Ein wahres Wunderwerk
Tamas bedeutet u.a. dumpf und träge und dies sind Eigenschaften, die man den Pilzen in mancherlei Hinsicht gar nicht nachsagen kann. Vielmehr äußert sich in dieser Spezies die Kreativität der Schöpfung recht eindrucksvoll. Nicht nur, dass sie als eigenes Eukaryotenreich ohnehin recht originell sind – zu den Pflanzen gehören sie nicht, weil sie keine Photosynthese betreiben und heterotroph sind, und zu den Tieren auch nicht, z.B. weil sie Vakuolen, also Zellorganellen haben – nein, sie zeugen auch noch in manch anderer Hinsicht von Einfallsreichtum. So vermehren sich nicht alle Pilze, indem sie ihre Sporen einfach fallen und vom Wind weitertragen lassen, sondern es gibt auch noch ganz andere Strategien: der Kugelschneller schießt mit hörbarem Knall eine senfkorngroße Sporenkugel mehrere Meter weit durch die Luft. Und von wegen „dunkel“ („tamasisch“): in den Tropen gibt es sogar viele Helmlinge, die nachts hell leuchten, ähnlich wie Glühwürmchen. So viel Temperament hätte man den Pilzen wirklich nicht zugetraut, aber Pilzkundige könnten da sogar noch einige mehr interessante Geschichten über die trickreichen Überlebensstrategien ihrer Lieblinge erzählen. Der vermutlich größte Pilz Europas befindet sich übrigens in der Schweiz: im Nationalpark Unterengadin wurde ein 800 Meter langes und 500 Meter breites unterirdisches Pilzgeflecht entdeckt. Es handelt sich um einen über 1000 Jahre alten „Dunklen Hallimasch“. In den Wäldern von Oregon dehnt sich diese Sorte sogar über eine Fläche von neun Quadratkilometern aus; geschätztes Gewicht der Population: etwa 600 Tonnen. Die wunderbare Welt der Pilze… sie ist irgendwie beeindruckend.

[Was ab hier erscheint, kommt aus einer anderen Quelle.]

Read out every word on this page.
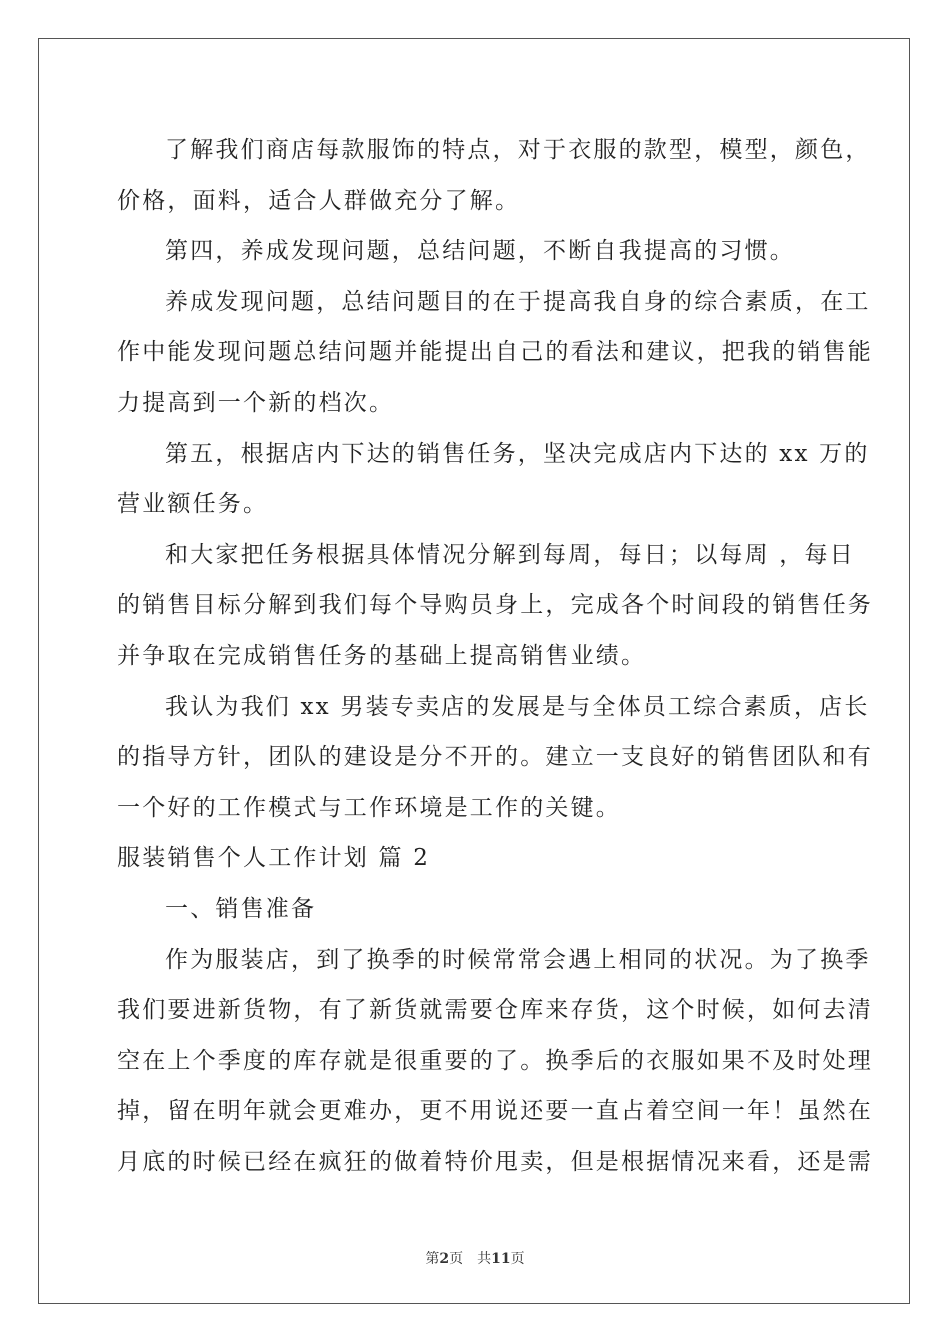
了解我们商店每款服饰的特点，对于衣服的款型，模型，颜色，
价格，面料，适合人群做充分了解。
第四，养成发现问题，总结问题，不断自我提高的习惯。
养成发现问题，总结问题目的在于提高我自身的综合素质，在工
作中能发现问题总结问题并能提出自己的看法和建议，把我的销售能
力提高到一个新的档次。
第五，根据店内下达的销售任务，坚决完成店内下达的 xx 万的
营业额任务。
和大家把任务根据具体情况分解到每周，每日；以每周 ，每日
的销售目标分解到我们每个导购员身上，完成各个时间段的销售任务
并争取在完成销售任务的基础上提高销售业绩。
我认为我们 xx 男装专卖店的发展是与全体员工综合素质，店长
的指导方针，团队的建设是分不开的。建立一支良好的销售团队和有
一个好的工作模式与工作环境是工作的关键。
服装销售个人工作计划 篇 2
一、销售准备
作为服装店，到了换季的时候常常会遇上相同的状况。为了换季
我们要进新货物，有了新货就需要仓库来存货，这个时候，如何去清
空在上个季度的库存就是很重要的了。换季后的衣服如果不及时处理
掉，留在明年就会更难办，更不用说还要一直占着空间一年！虽然在
月底的时候已经在疯狂的做着特价甩卖，但是根据情况来看，还是需
第2页 共11页
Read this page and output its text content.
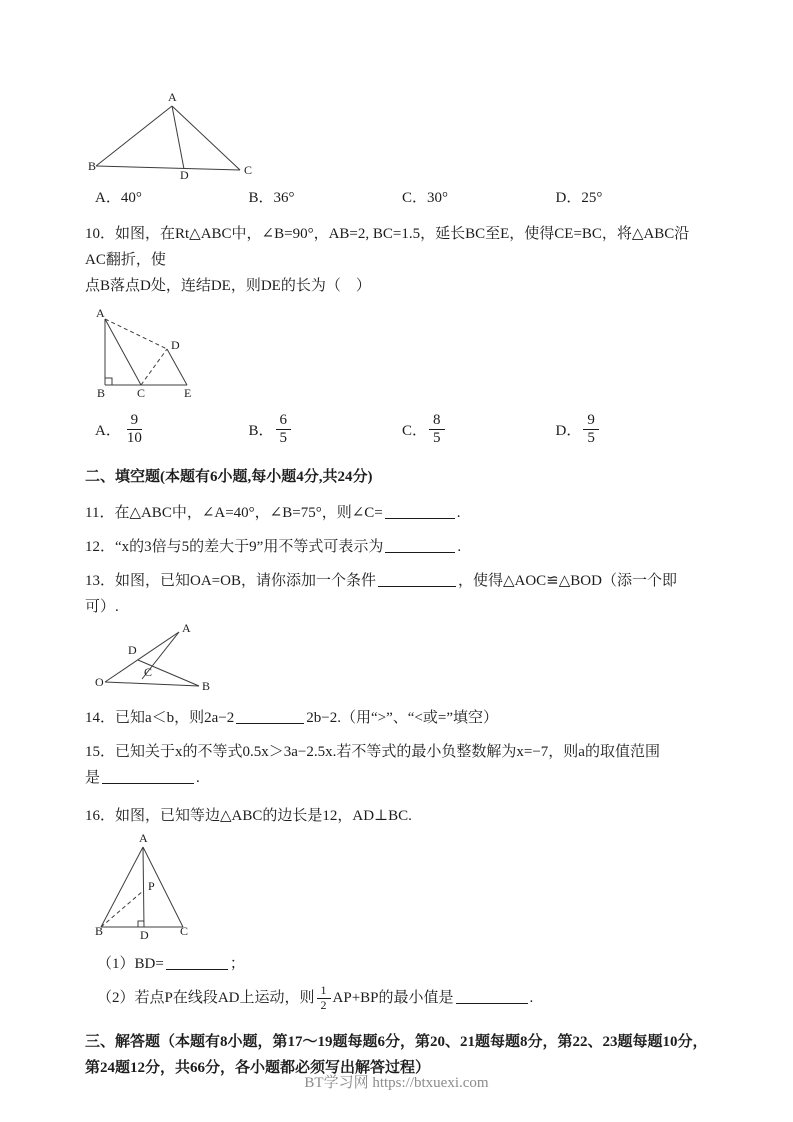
A
B	C
D
A．40°	B．36°	C．30°	D．25°

10．如图，在Rt△ABC中，∠B=90°，AB=2, BC=1.5，延长BC至E，使得CE=BC，将△ABC沿AC翻折，使
点B落点D处，连结DE，则DE的长为（　）

A
B	C	E
D
A． $\frac{9}{10}$	B． $\frac{6}{5}$	C． $\frac{8}{5}$	D． $\frac{9}{5}$

二、填空题(本题有6小题,每小题4分,共24分)

11．在△ABC中，∠A=40°，∠B=75°，则∠C=	.

12．“x的3倍与5的差大于9”用不等式可表示为	.

13．如图，已知OA=OB，请你添加一个条件	，使得△AOC≌△BOD（添一个即可）.

O
A
B
D
C

14．已知a＜b，则2a−2	2b−2.（用“>”、“<或=”填空）

15．已知关于x的不等式0.5x＞3a−2.5x.若不等式的最小负整数解为x=−7，则a的取值范围
是	.

16．如图，已知等边△ABC的边长是12，AD⊥BC.

A
B	C
D
P

（1）BD=	；

（2）若点P在线段AD上运动，则 $\frac{1}{2} AP+BP$的最小值是	.

三、解答题（本题有8小题，第17～19题每题6分，第20、21题每题8分，第22、23题每题10分，第24题12分，共66分，各小题都必须写出解答过程）

BT学习网 https://btxuexi.com
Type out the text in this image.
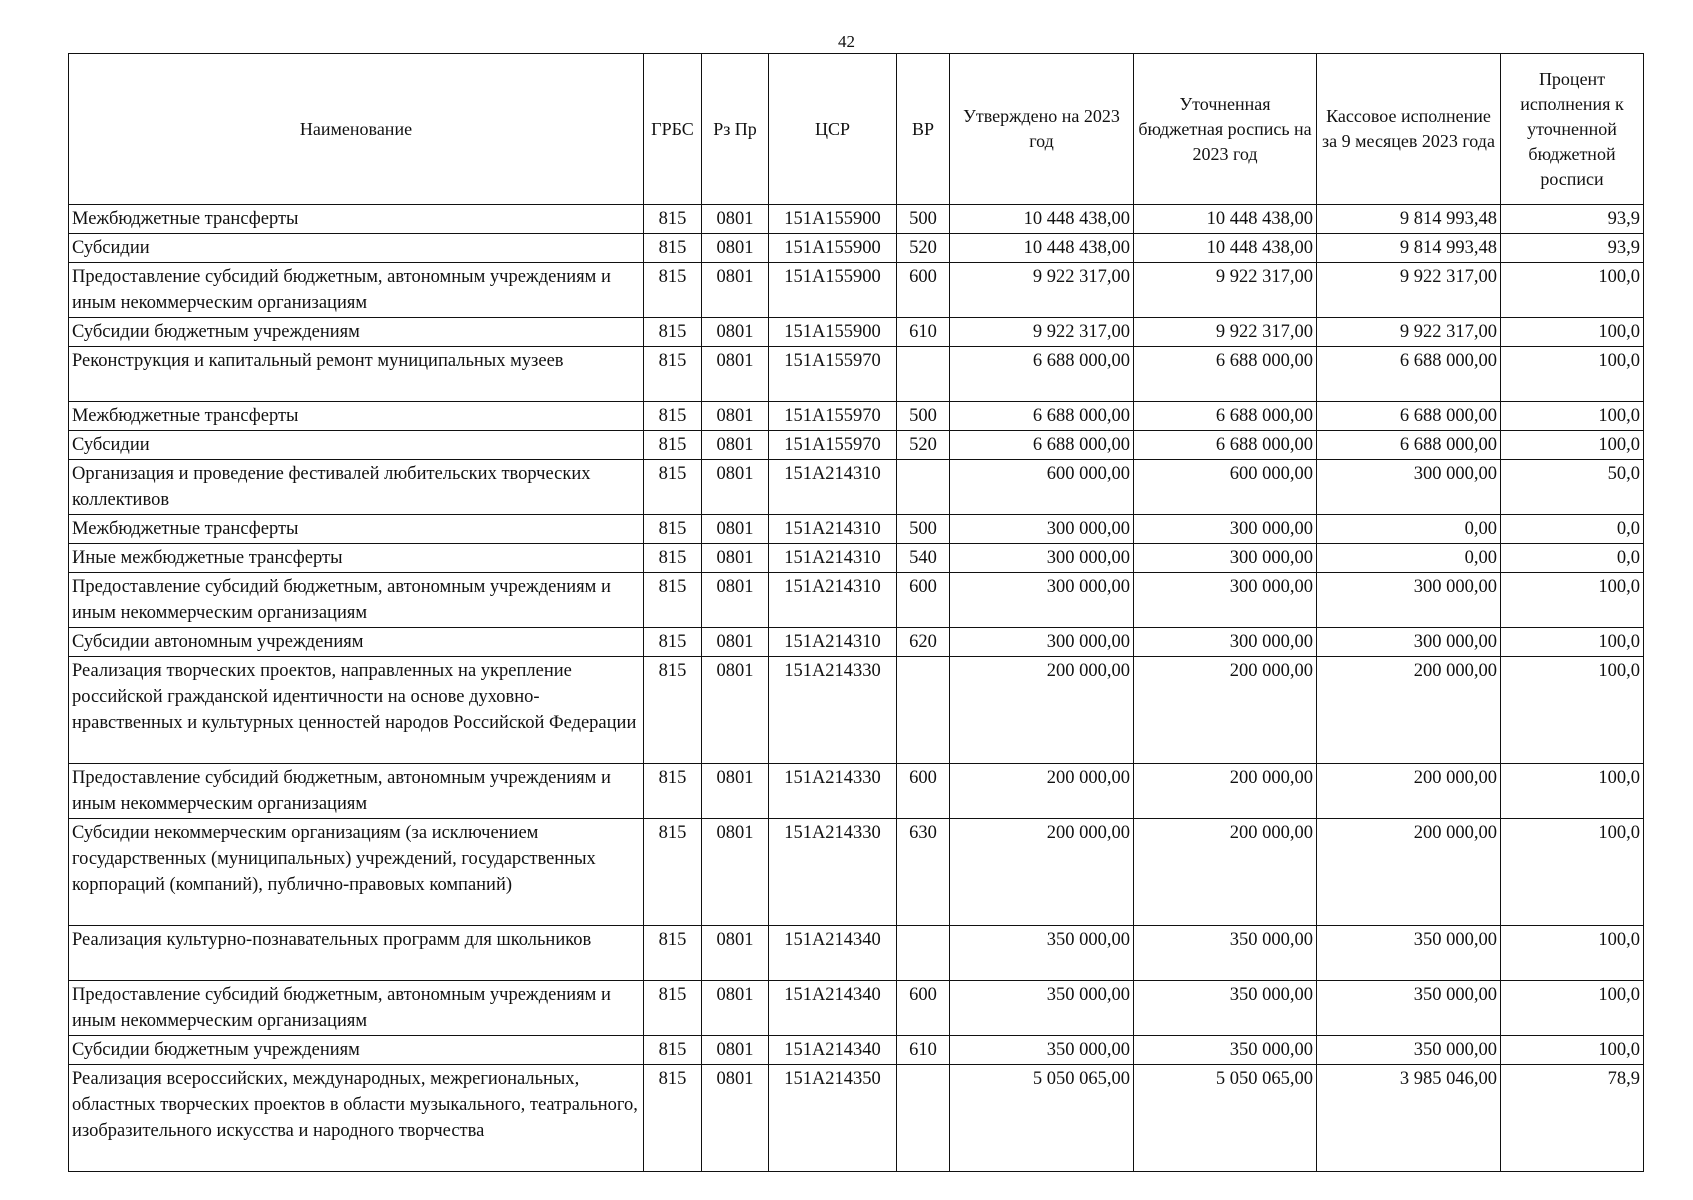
42
Наименование	ГРБС	Рз Пр	ЦСР	ВР	Утверждено на 2023 год	Уточненная бюджетная роспись на 2023 год	Кассовое исполнение за 9 месяцев 2023 года	Процент исполнения к уточненной бюджетной росписи
Межбюджетные трансферты	815	0801	151A155900	500	10 448 438,00	10 448 438,00	9 814 993,48	93,9
Субсидии	815	0801	151A155900	520	10 448 438,00	10 448 438,00	9 814 993,48	93,9
Предоставление субсидий бюджетным, автономным учреждениям и иным некоммерческим организациям	815	0801	151A155900	600	9 922 317,00	9 922 317,00	9 922 317,00	100,0
Субсидии бюджетным учреждениям	815	0801	151A155900	610	9 922 317,00	9 922 317,00	9 922 317,00	100,0
Реконструкция и капитальный ремонт муниципальных музеев	815	0801	151A155970		6 688 000,00	6 688 000,00	6 688 000,00	100,0
Межбюджетные трансферты	815	0801	151A155970	500	6 688 000,00	6 688 000,00	6 688 000,00	100,0
Субсидии	815	0801	151A155970	520	6 688 000,00	6 688 000,00	6 688 000,00	100,0
Организация и проведение фестивалей любительских творческих коллективов	815	0801	151A214310		600 000,00	600 000,00	300 000,00	50,0
Межбюджетные трансферты	815	0801	151A214310	500	300 000,00	300 000,00	0,00	0,0
Иные межбюджетные трансферты	815	0801	151A214310	540	300 000,00	300 000,00	0,00	0,0
Предоставление субсидий бюджетным, автономным учреждениям и иным некоммерческим организациям	815	0801	151A214310	600	300 000,00	300 000,00	300 000,00	100,0
Субсидии автономным учреждениям	815	0801	151A214310	620	300 000,00	300 000,00	300 000,00	100,0
Реализация творческих проектов, направленных на укрепление российской гражданской идентичности на основе духовно-нравственных и культурных ценностей народов Российской Федерации	815	0801	151A214330		200 000,00	200 000,00	200 000,00	100,0
Предоставление субсидий бюджетным, автономным учреждениям и иным некоммерческим организациям	815	0801	151A214330	600	200 000,00	200 000,00	200 000,00	100,0
Субсидии некоммерческим организациям (за исключением государственных (муниципальных) учреждений, государственных корпораций (компаний), публично-правовых компаний)	815	0801	151A214330	630	200 000,00	200 000,00	200 000,00	100,0
Реализация культурно-познавательных программ для школьников	815	0801	151A214340		350 000,00	350 000,00	350 000,00	100,0
Предоставление субсидий бюджетным, автономным учреждениям и иным некоммерческим организациям	815	0801	151A214340	600	350 000,00	350 000,00	350 000,00	100,0
Субсидии бюджетным учреждениям	815	0801	151A214340	610	350 000,00	350 000,00	350 000,00	100,0
Реализация всероссийских, международных, межрегиональных, областных творческих проектов в области музыкального, театрального, изобразительного искусства и народного творчества	815	0801	151A214350		5 050 065,00	5 050 065,00	3 985 046,00	78,9
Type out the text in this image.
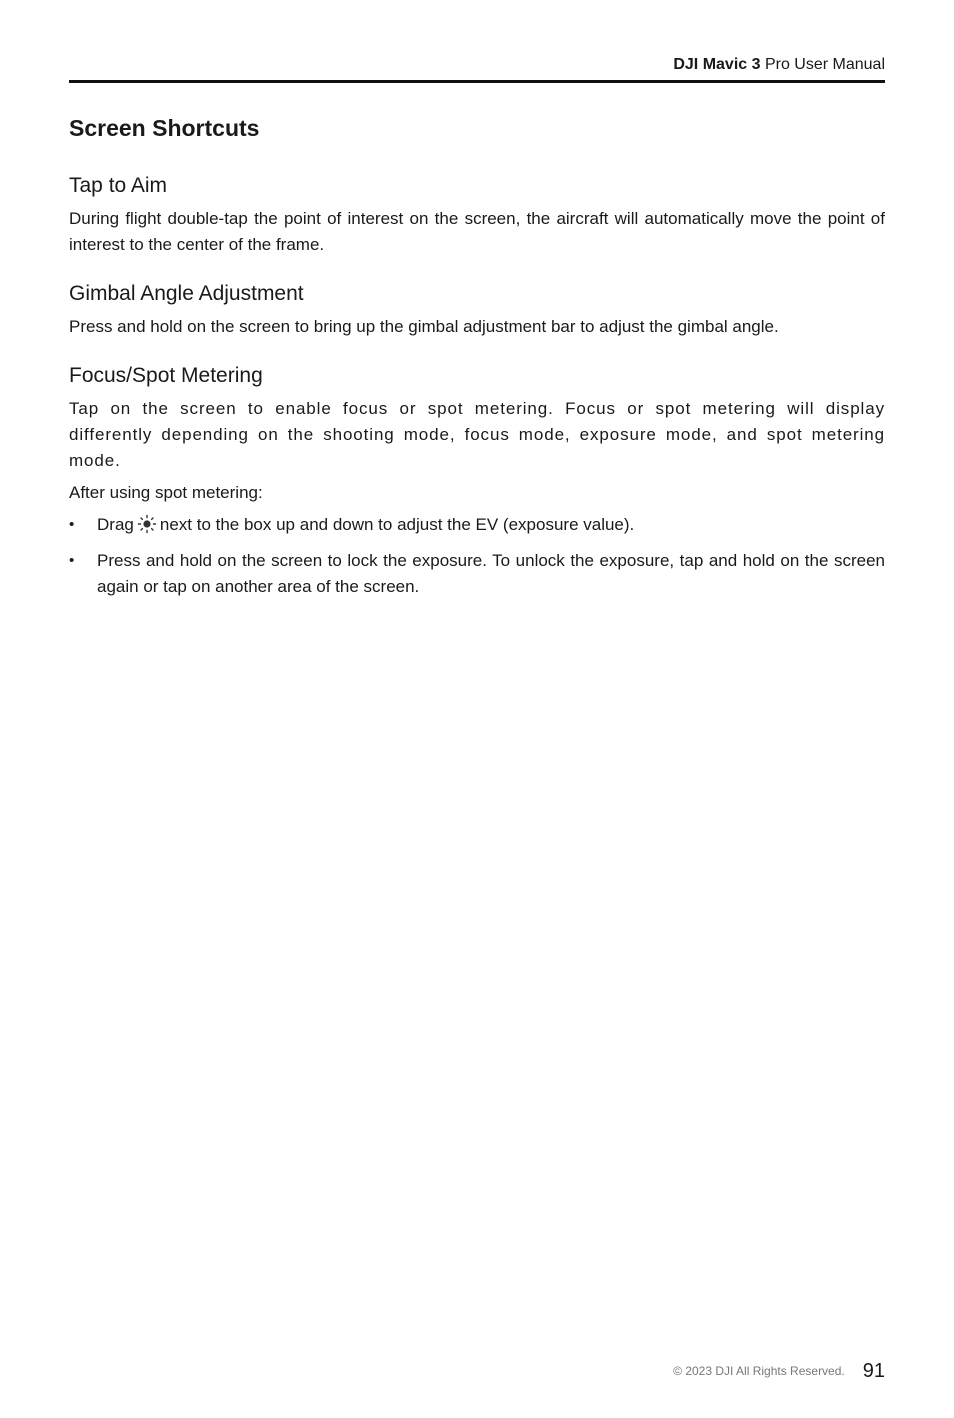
DJI Mavic 3 Pro User Manual
Screen Shortcuts
Tap to Aim

During flight double-tap the point of interest on the screen, the aircraft will automatically move the point of interest to the center of the frame.

Gimbal Angle Adjustment

Press and hold on the screen to bring up the gimbal adjustment bar to adjust the gimbal angle.

Focus/Spot Metering

Tap on the screen to enable focus or spot metering. Focus or spot metering will display differently depending on the shooting mode, focus mode, exposure mode, and spot metering mode.

After using spot metering:

• Drag next to the box up and down to adjust the EV (exposure value).
• Press and hold on the screen to lock the exposure. To unlock the exposure, tap and hold on the screen again or tap on another area of the screen.
© 2023 DJI All Rights Reserved. 91
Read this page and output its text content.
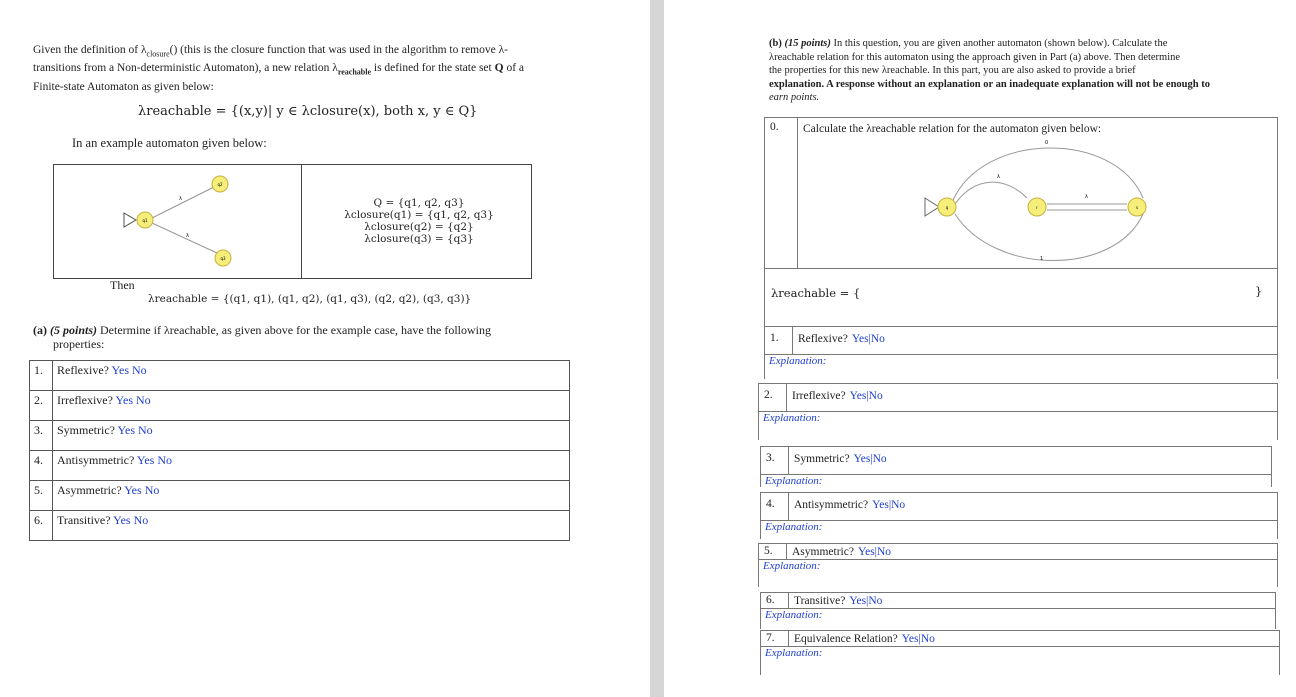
Given the definition of $\lambda_{closure}()$ (this is the closure function that was used in the algorithm to remove λ-
transitions from a Non-deterministic Automaton), a new relation $\lambda_{reachable}$ is defined for the state set Q of a
Finite-state Automaton as given below:
λreachable = {(x,y)| y ∈ λclosure(x), both x, y ∈ Q}
In an example automaton given below:
q1
q2
q3
λ
λ
Q = {q1, q2, q3}
λclosure(q1) = {q1, q2, q3}
λclosure(q2) = {q2}
λclosure(q3) = {q3}
Then
λreachable = {(q1, q1), (q1, q2), (q1, q3), (q2, q2), (q3, q3)}
(a) (5 points) Determine if λreachable, as given above for the example case, have the following
properties:
1.	Reflexive? Yes No
2.	Irreflexive? Yes No
3.	Symmetric? Yes No
4.	Antisymmetric? Yes No
5.	Asymmetric? Yes No
6.	Transitive? Yes No
(b) (15 points) In this question, you are given another automaton (shown below). Calculate the
λreachable relation for this automaton using the approach given in Part (a) above. Then determine
the properties for this new λreachable. In this part, you are also asked to provide a brief
explanation. A response without an explanation or an inadequate explanation will not be enough to
earn points.
0. Calculate the λreachable relation for the automaton given below:
q	r	s
0
λ
λ
1
λreachable = {	}
1. Reflexive? Yes|No
Explanation:
2. Irreflexive? Yes|No
Explanation:
3. Symmetric? Yes|No
Explanation:
4. Antisymmetric? Yes|No
Explanation:
5. Asymmetric? Yes|No
Explanation:
6. Transitive? Yes|No
Explanation:
7. Equivalence Relation? Yes|No
Explanation:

Was beim Sammeln und Lagern zu beachten ist
Um keine Myzel zu schädigen, sollte der Sammler die Pilze entweder mit einem Messer abschneiden oder vorsichtig aus dem Boden herausdrehen, nicht aber herausreißen. Am besten verwendet man den klassischen Sammelkorb und schichtet die Pilze darin locker auf. In einer Plastiktüte etwa werden sie schnell gequetscht und matschig. Auch bei der Lagerung ist darauf zu achten, dass die Pilze genügend Luft haben. Wer sie länger als ein paar Tage aufbewahren möchte, sollte die Pilze in einem Dörrgerät oder bei leicht geöffneter Ofentür und einer Temperatur von bis zu 40 Grad auf einem Backblech trocknen und dann luftdicht verschließen. Alternativ kann man sie auch nach kurzem Blanchieren einfrieren. Frisch nach dem Sammeln zubereitete Schwammerl sind aber immer noch der höchste Pilzgenuss. Pilze stets sorgfältig reinigen, damit es beim Essen nicht knirscht… Zu empfehlen ist die Reinigung mit einem Pinsel oder einer weichen Bürste.